DHSHX

Assignment: Literary Analysis of Frankenstein or Hamlet Using Digital Corpora and/or Tools

Write a paper of roughly 1250-1500 words on a literary work, Hamlet or Frankenstein, that makes significant use of digital resources, whether archives or tools, to analyze the text and produce a coherent interpretation of how the text works overall.

For instance, if your library has subscriptions to specialized databases, you might  place a work in the historical contexts in which it was produced, using texts contemporary with Hamlet that you find in Early English Books Online or with Frankenstein in 19th Century Masterfile, respectively, to craft an argument about the way the text reflects and refracts the concerns of its cultural moment. If you need to rely on freely available library sources, use the ones you find via the Text Creation Partnership; you might also search archives––try Internet Archive archive.org), Digital Public Library of America HathiTrust.org––that would help contextualize these works with other works composed around the same time.

Depending on your interests, you might use mapping/Geo-spatial apps; network visualization applications; general applications that enable textual analysis and comparisons between editions or versions such as Juxta or applications specific to Hamlet  or Frankenstein, The Quartos Project or the notebooks in the Shelley-Godwin archive; linguistic counters like concordances (such as this one or this one); and other tools to analyze the language or locations or social networks in a text, using digital tools to do the kind of work we see in Franco Moretti’s analysis of character-networks in Hamlet.

For this assignment, you need not use a single tool or archive exclusively; you may consider using multiple tools and performing multiple readings within your paper. You might also examine more than one of the three works in the same paper and contemplate why some tools work best with one text over another. Think both critically and creatively about how to read and the benefits afforded by the resources you have available to you––but also show how carefully you’ve read without the aid of these tools.

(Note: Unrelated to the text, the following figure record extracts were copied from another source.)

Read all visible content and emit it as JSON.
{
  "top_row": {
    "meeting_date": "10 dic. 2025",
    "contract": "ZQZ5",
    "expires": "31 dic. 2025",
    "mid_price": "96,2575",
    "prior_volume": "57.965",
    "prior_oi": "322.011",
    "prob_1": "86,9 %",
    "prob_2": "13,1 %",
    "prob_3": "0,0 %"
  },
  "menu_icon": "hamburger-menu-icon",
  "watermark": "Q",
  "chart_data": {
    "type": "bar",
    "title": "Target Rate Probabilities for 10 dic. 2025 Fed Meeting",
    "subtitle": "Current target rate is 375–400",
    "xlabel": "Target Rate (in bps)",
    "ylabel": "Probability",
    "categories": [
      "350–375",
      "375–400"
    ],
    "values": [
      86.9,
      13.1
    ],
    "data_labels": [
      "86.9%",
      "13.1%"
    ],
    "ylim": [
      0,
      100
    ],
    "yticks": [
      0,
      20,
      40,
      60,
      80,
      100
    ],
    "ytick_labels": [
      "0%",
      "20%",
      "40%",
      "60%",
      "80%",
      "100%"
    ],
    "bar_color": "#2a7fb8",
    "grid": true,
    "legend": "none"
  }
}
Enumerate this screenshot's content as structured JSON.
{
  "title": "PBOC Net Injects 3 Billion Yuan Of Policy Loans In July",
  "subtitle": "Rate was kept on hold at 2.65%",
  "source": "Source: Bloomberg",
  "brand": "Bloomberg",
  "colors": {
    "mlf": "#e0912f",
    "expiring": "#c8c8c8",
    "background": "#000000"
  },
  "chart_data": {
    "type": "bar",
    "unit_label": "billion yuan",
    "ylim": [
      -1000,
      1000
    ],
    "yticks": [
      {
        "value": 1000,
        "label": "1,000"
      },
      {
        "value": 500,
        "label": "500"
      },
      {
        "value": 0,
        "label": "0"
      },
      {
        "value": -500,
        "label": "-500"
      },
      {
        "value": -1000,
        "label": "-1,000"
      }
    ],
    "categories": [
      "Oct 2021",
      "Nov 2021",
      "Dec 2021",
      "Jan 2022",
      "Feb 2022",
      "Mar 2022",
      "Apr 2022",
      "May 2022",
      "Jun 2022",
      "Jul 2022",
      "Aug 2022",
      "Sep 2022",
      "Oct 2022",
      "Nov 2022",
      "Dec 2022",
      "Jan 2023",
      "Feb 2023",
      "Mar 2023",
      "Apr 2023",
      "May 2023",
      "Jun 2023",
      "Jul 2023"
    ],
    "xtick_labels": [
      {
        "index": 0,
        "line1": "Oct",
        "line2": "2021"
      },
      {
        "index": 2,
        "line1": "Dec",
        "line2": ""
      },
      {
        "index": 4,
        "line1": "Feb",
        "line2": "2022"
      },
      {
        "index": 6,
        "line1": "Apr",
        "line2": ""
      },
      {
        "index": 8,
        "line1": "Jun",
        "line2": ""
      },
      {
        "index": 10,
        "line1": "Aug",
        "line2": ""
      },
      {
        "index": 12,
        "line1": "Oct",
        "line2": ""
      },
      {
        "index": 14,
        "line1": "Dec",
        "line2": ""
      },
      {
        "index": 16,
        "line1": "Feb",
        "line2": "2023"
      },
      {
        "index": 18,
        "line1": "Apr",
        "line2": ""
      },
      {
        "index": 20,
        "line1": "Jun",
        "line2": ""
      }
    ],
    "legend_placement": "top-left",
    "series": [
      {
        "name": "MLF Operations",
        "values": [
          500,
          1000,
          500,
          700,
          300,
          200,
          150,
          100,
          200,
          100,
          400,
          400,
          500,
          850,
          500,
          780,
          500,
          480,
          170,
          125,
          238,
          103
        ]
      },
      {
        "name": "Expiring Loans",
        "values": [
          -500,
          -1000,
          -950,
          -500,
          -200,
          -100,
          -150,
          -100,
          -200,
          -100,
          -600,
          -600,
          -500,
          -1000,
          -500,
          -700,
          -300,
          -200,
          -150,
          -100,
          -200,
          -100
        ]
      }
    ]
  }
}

While you may find information published on the web useful as well, you should be careful citing that material and must think critically about its credibility for use in an academic paper. For help evaluating the quality of that material, meet with your professor. Remember that any source, corpus, or tool you use must be documented and acknowledged properly in in-text citations as well as a works cited page.

Alternate Creative Option
Those who are interested in the potential for digital tools to create literature as well as analyze it can explore another option: you may create a new literary work that draws on one of the three major texts for the class using these tools. If you choose this option, in addition to creating your work, you must  write a critical analysis of your text to go along with your creation; this analysis should explain what you aimed to do in creating it and describe how, specifically, your creation draws on (and shows your mastery of) the material you’ve read and learned over the course of your class.

Additional Requirements
Regardless of what you decide to use for this paper, your final paper must include a methods section that describes both how you intend to use tools or archives to read as well as the benefits of doing so. That is, what does your approach—your deployment of tools or archives––illuminate about the text that close reading does not yield on its own?  Additionally, you must “show your work,” so to speak by taking screen shots of your data and visualizations, or by providing links to your data that demonstrate for your readers how you produced your findings.

You should be prepared to present your findings to your class and will submit the assignment according to instructions and deadlines suggested by your professor.